Немецкие женщины, как я уже говорил, не отличаются обольстительной красотой, зато они милы и привлекательны, главным образом, своими внутренними достоинствами.
По внешности они так же рослы и крепки, как их мужья и сыновья; да иначе и быть не может; откуда же тогда брались бы такие мужья и сыновья, если бы женщины были хилые? Какова женщина, таково и ее потомство.
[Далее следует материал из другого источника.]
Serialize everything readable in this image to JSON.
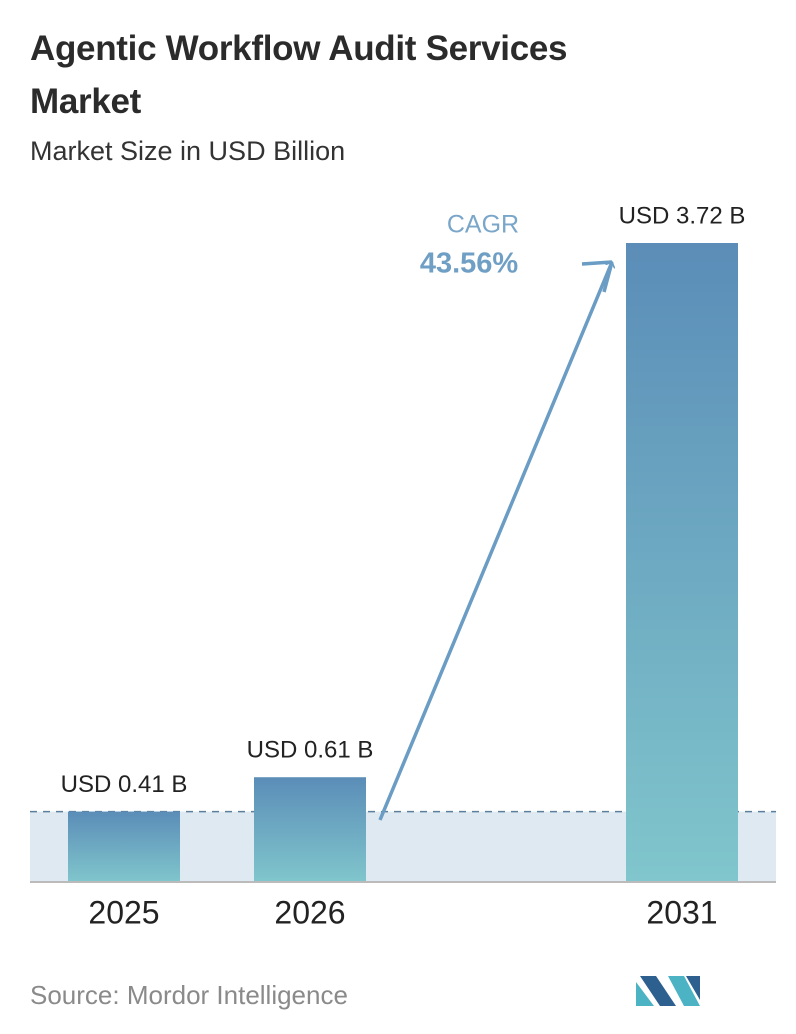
{
  "chart_data": {
    "type": "bar",
    "title": "Agentic Workflow Audit Services Market",
    "subtitle": "Market Size in USD Billion",
    "categories": [
      "2025",
      "2026",
      "2031"
    ],
    "values": [
      0.41,
      0.61,
      3.72
    ],
    "value_labels": [
      "USD 0.41 B",
      "USD 0.61 B",
      "USD 3.72 B"
    ],
    "annotation": {
      "label": "CAGR",
      "value": "43.56%"
    },
    "source": "Source: Mordor Intelligence",
    "color": "#5b8db8",
    "color_end": "#80c6cc"
  }
}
Немецкие женщины не хлопочут о новых «правах»; они вполне довольны и старыми. В политических же правах они и совсем не нуждаются. Те женщины, которые и в Германии стали требовать себе этих прав, или не настоящие немки, или же испорченные модным образованием; истинная немка относится к этим затеям с полным осуждением и презрением.
Немецкие мужья относятся к своим женам с любовью, уважением и заботливостью, но в слащавостях пред ними не расплываются, как это делают другие народы, млеющие перед юбкою. Немцы любят женщину, но не ползают пред нею на коленях, не делают из нее кумира. У немецких женщин и сомнения нет в том, кто должен управлять государством и кому следует заведовать хозяйством и воспитывать детей. Этот вопрос решен ими давно, и они не находят нужным перерешать его. Немка не лезет ни в политические деятели, ни в законодатели, ни в полководцы, но довольствуется своим природным назначением — быть женой, матерью и хозяйкой.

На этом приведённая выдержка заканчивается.